Tuples are written as comma-separated sequences of values. They are often placed inside parentheses for clarity (to help indicate the start and end of the tuple values):
# A tuple with 3 elements
letters_tuple = ('a', 'b', 'c')
print(letters_tuple) # ('a', 'b', 'c')
# Also is a tuple with 3 elements (written without parentheses)
numbers_tuple = 1, 2, 3
print(numbers_tuple) # (1, 2, 3)
# A tuple representing a person's name, age, and whether they are hungry
# Tuple values have _implied_ meanings, which should be explained in comments
hungry_person = ('Ada', 28, True)
# In English, tuple variables may be named based on the number of elements
a_triple = (1,2,3)
a_double = (4,5)
a_single = (6,) # extra comma indicates is a tuple, not just the int `6`
empty = () # an empty expression is a tuple!
# For fun
type(()) # <class 'tuple'> (type of empty expression)

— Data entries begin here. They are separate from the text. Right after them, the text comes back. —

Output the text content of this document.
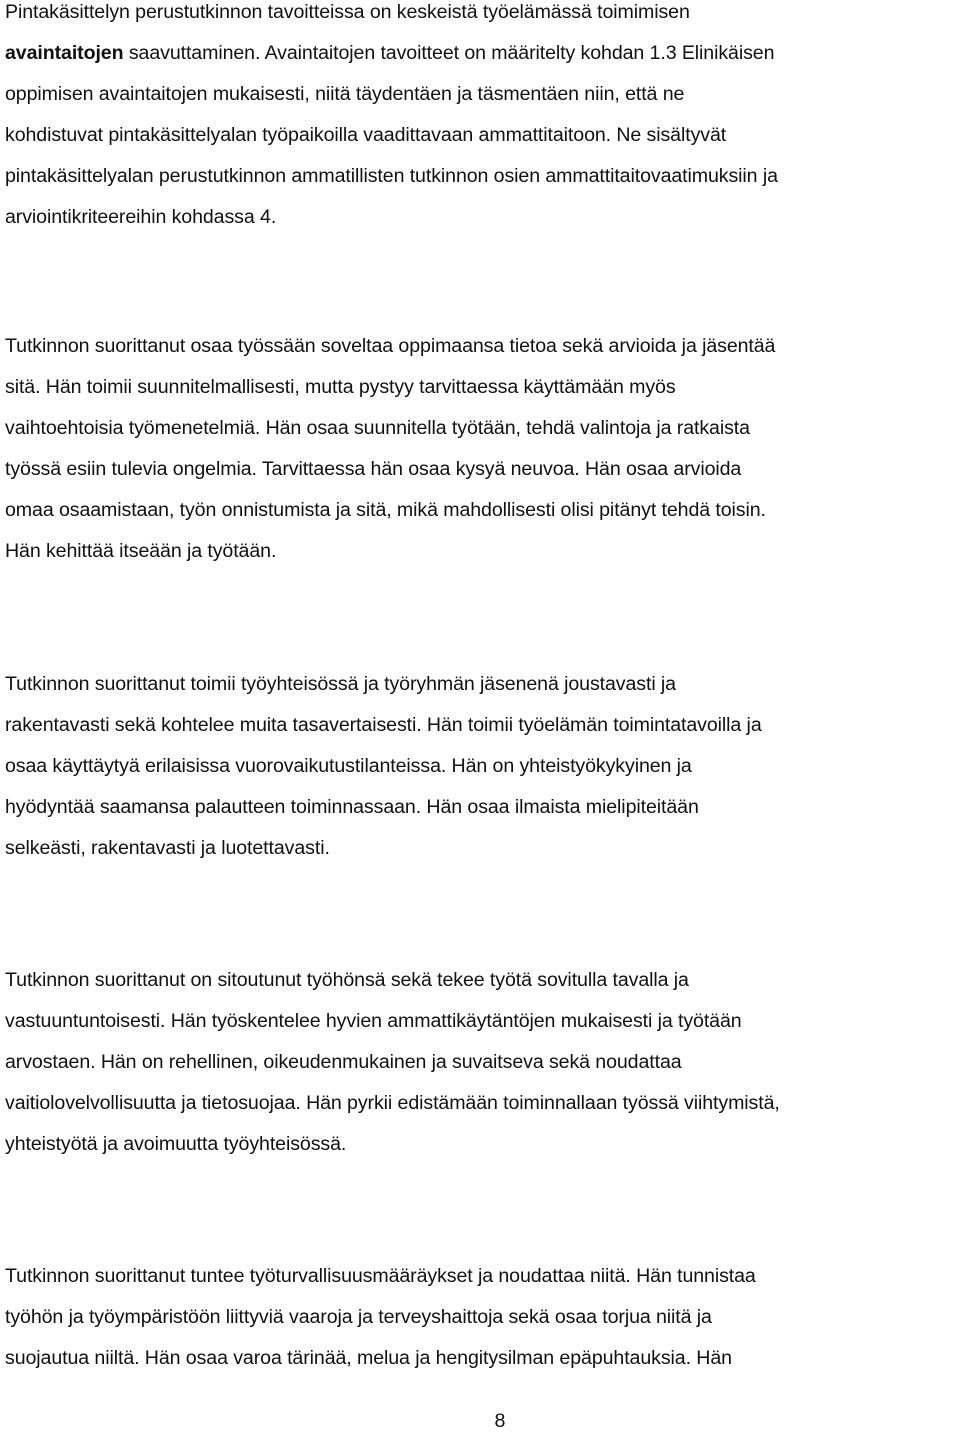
Pintakäsittelyn perustutkinnon tavoitteissa on keskeistä työelämässä toimimisen
avaintaitojen saavuttaminen. Avaintaitojen tavoitteet on määritelty kohdan 1.3 Elinikäisen
oppimisen avaintaitojen mukaisesti, niitä täydentäen ja täsmentäen niin, että ne
kohdistuvat pintakäsittelyalan työpaikoilla vaadittavaan ammattitaitoon. Ne sisältyvät
pintakäsittelyalan perustutkinnon ammatillisten tutkinnon osien ammattitaitovaatimuksiin ja
arviointikriteereihin kohdassa 4.

Tutkinnon suorittanut osaa työssään soveltaa oppimaansa tietoa sekä arvioida ja jäsentää
sitä. Hän toimii suunnitelmallisesti, mutta pystyy tarvittaessa käyttämään myös
vaihtoehtoisia työmenetelmiä. Hän osaa suunnitella työtään, tehdä valintoja ja ratkaista
työssä esiin tulevia ongelmia. Tarvittaessa hän osaa kysyä neuvoa. Hän osaa arvioida
omaa osaamistaan, työn onnistumista ja sitä, mikä mahdollisesti olisi pitänyt tehdä toisin.
Hän kehittää itseään ja työtään.

Tutkinnon suorittanut toimii työyhteisössä ja työryhmän jäsenenä joustavasti ja
rakentavasti sekä kohtelee muita tasavertaisesti. Hän toimii työelämän toimintatavoilla ja
osaa käyttäytyä erilaisissa vuorovaikutustilanteissa. Hän on yhteistyökykyinen ja
hyödyntää saamansa palautteen toiminnassaan. Hän osaa ilmaista mielipiteitään
selkeästi, rakentavasti ja luotettavasti.

Tutkinnon suorittanut on sitoutunut työhönsä sekä tekee työtä sovitulla tavalla ja
vastuuntuntoisesti. Hän työskentelee hyvien ammattikäytäntöjen mukaisesti ja työtään
arvostaen. Hän on rehellinen, oikeudenmukainen ja suvaitseva sekä noudattaa
vaitiolovelvollisuutta ja tietosuojaa. Hän pyrkii edistämään toiminnallaan työssä viihtymistä,
yhteistyötä ja avoimuutta työyhteisössä.

Tutkinnon suorittanut tuntee työturvallisuusmääräykset ja noudattaa niitä. Hän tunnistaa
työhön ja työympäristöön liittyviä vaaroja ja terveyshaittoja sekä osaa torjua niitä ja
suojautua niiltä. Hän osaa varoa tärinää, melua ja hengitysilman epäpuhtauksia. Hän

8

It’s important to note that while you often write tuples in parentheses (and they are printed in parentheses), it is the commas that makes a sequence of literals into a tuple. The parentheses act just like like they do in mathematical expressions—they are only necessary to clarify ambiguity in the order-of-operations. You will find that some “idiomatic” expressions using tuples forgo the parentheses, making the syntax look more magical than it is!
Elements in tuples can be accessed by index using bracket notation, just like the elements in lists. However, tuples cannot be modified, so you cannot assign a new value to an index in a tuple:
# A tuple with 3 elements
letter_triple = ('a','b','c')
# Access with bracket notation
print(letter_triple[0]) # 'a'
# Can use slices as an index
print(letter_triple[1:3]) # ('b','c'), a tuple
# Cannot assign values to tuple elements
letter_triple[0] = 'q' # TypeError!
Tuples can be compared using relational operators just like lists, and have the same “member-wise” comparison behavior described above. This makes it easy to order the immutable tuples just like you would order numbers or strings.
Finally, tuples provide one additional useful feature. The Python interpreter uses tuples to perform multiple assignments, where you assign multiple values to multiple variables in a single statement. You have already been able to assign multiple, comma-separated values to a single tuple variable (a process called packing). But Python also supports having a single sequential value (e.g., a tuple) be assigned to multiple, comma-separate variables (a process called unpacking)!
# A tuple with 3 elements (omitting parentheses)
a_triple = 1, 2, 3 # assign multiple values to single variable (packing)
print(a_triple) # (1, 2, 3)
x, y, z = (1,2,3) # assign single tuple value to multiple variables (unpacking)
print(x) # 1
print(y) # 2
print(z) # 3
# The VALUE in this statement is evaluated as a tuple, and then is assigned to
# multiple variables!
a, b, c = x, y, z # a=x; b=y; c=z
# The same process can be used to swap values!
a, b = b, a
This is mostly a useful shortcut (syntactical sugar), but is also used by some idiomatic Python constructions.